Description:The Minute Book of the Bank Committee for 1817 states that Trentham Savings Bank was established as a result of the Marquis of Stafford’s ‘benevolent intentions’. The minutes state that the Bank was established:
‘for the safe custody and increase of small savings belonging to the industrious classes’.
Indeed, the motivation behind the formation of Trentham Savings Bank appears to have been based on encouraging people to save for the future, thereby acquiring ‘sober and industrious habits’.
Trentham Savings Bank was governed by an extensive set of rules which were repeatedly revised throughout the Bank’s existence. The rules were revised by the Bank’s Committee and many of the revisions concerned rates of interest and Acts of Parliament.
When the bank opened in 1817 depositors could pay in up to £100 in their first year of saving and up to £50 in any subsequent years. However, this was revised in January 1825 to £50 in the first year and £30 after that.
Friendly Societies using the bank could ‘subscribe the whole or any part of their funds’.
The minimum amount which a person could deposit was one shilling. However, the Minute Book for 1817-1865 states that ‘no Deposits shall be entitled to interest till they amount to twelve shillings and sixpence’.
The Bank’s Committee met at Trentham ‘every Saturday fortnight for the dispatch of business’.
The Bank was open ‘the second and fourth Saturday in every Month, at Trentham, from Two to Four o’Clock in the Afternoon’.

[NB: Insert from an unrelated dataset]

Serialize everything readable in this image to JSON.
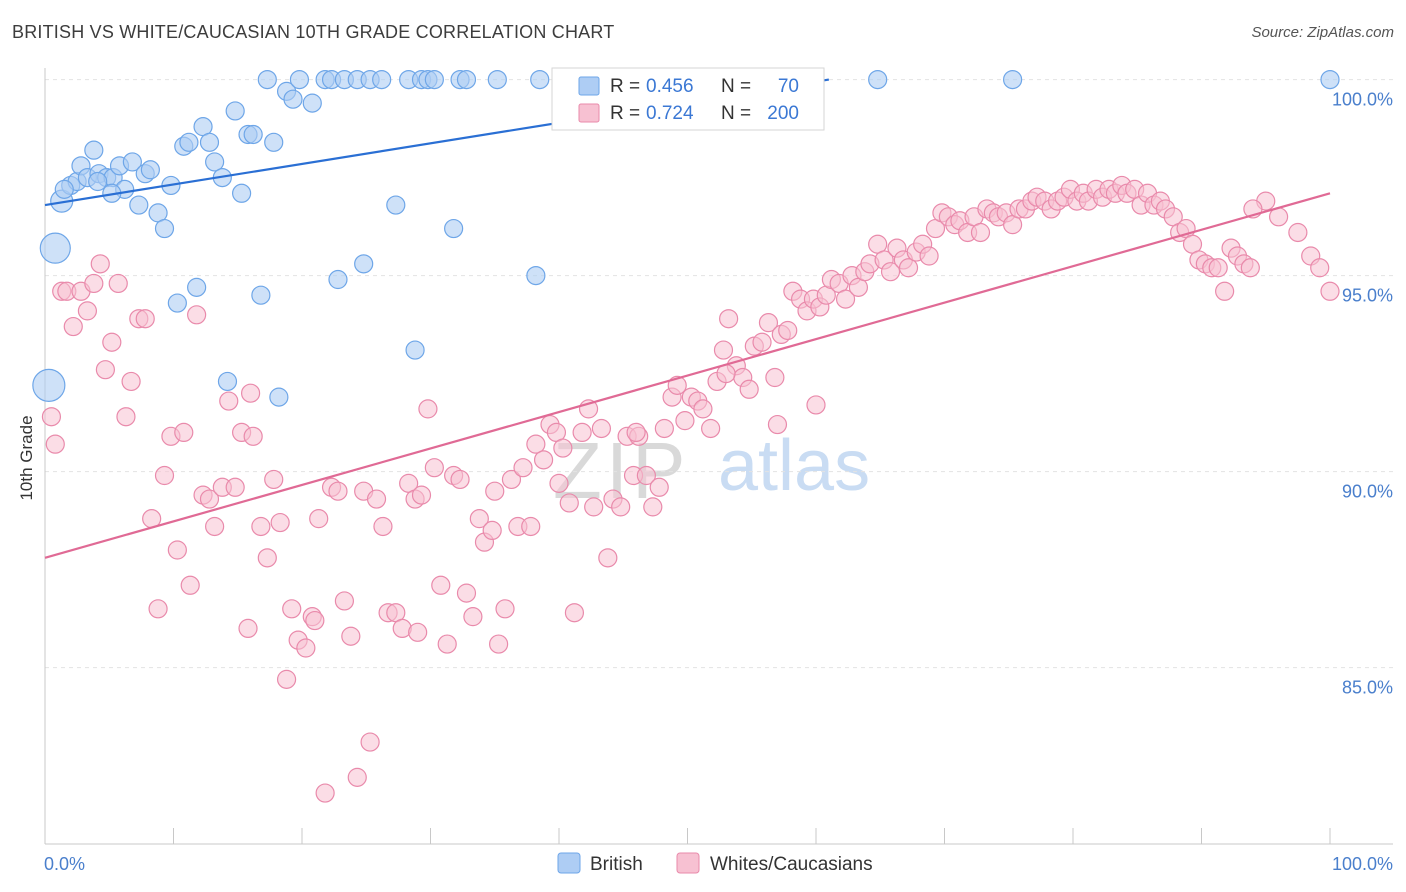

If a depositor died leaving less than £20 in the Bank and no legal claim was made within six months, the rules stated that ‘the Committee may dispose of it among his or her relations in the way which they think most equitable’. If the money remaining in an account exceeded £50 ‘the Probate of the Will or Letters of administration’ were required to prove that a person was entitled to that money.
When disputes occurred between depositors and staff at the Bank, particularly incidents involving the accounts of deceased depositors, they were referred to the ‘Magistrate acting for the Hundred of Pirehill North’.
A depositor could withdraw money from the Savings Bank. If the sum being withdrawn was £5 or less it could be withdrawn ‘without giving previous notice’. If the amount was more than £5 but less than £20, fourteen days notice was required.
When the bank first opened in 1817, interest amounting to £4 yearly was paid to depositors for every £100 deposited. The Government interest rate was £4, 11 shillings and three pence at this time. The bank kept the eleven shillings and three pence for ‘a fund for defraying the necessary expenses of the Institution’.
The rules of the Bank were kept by the Bank’s Clerk and open for depositors to view at every Committee Meeting. A parchment copy of the rules was given to the ‘Clerk of the Peace for the County’ and copies of any alterations to the rules were ‘affixed to the Door of the Parish Church of Trentham for the two Sundays next after their being in force’.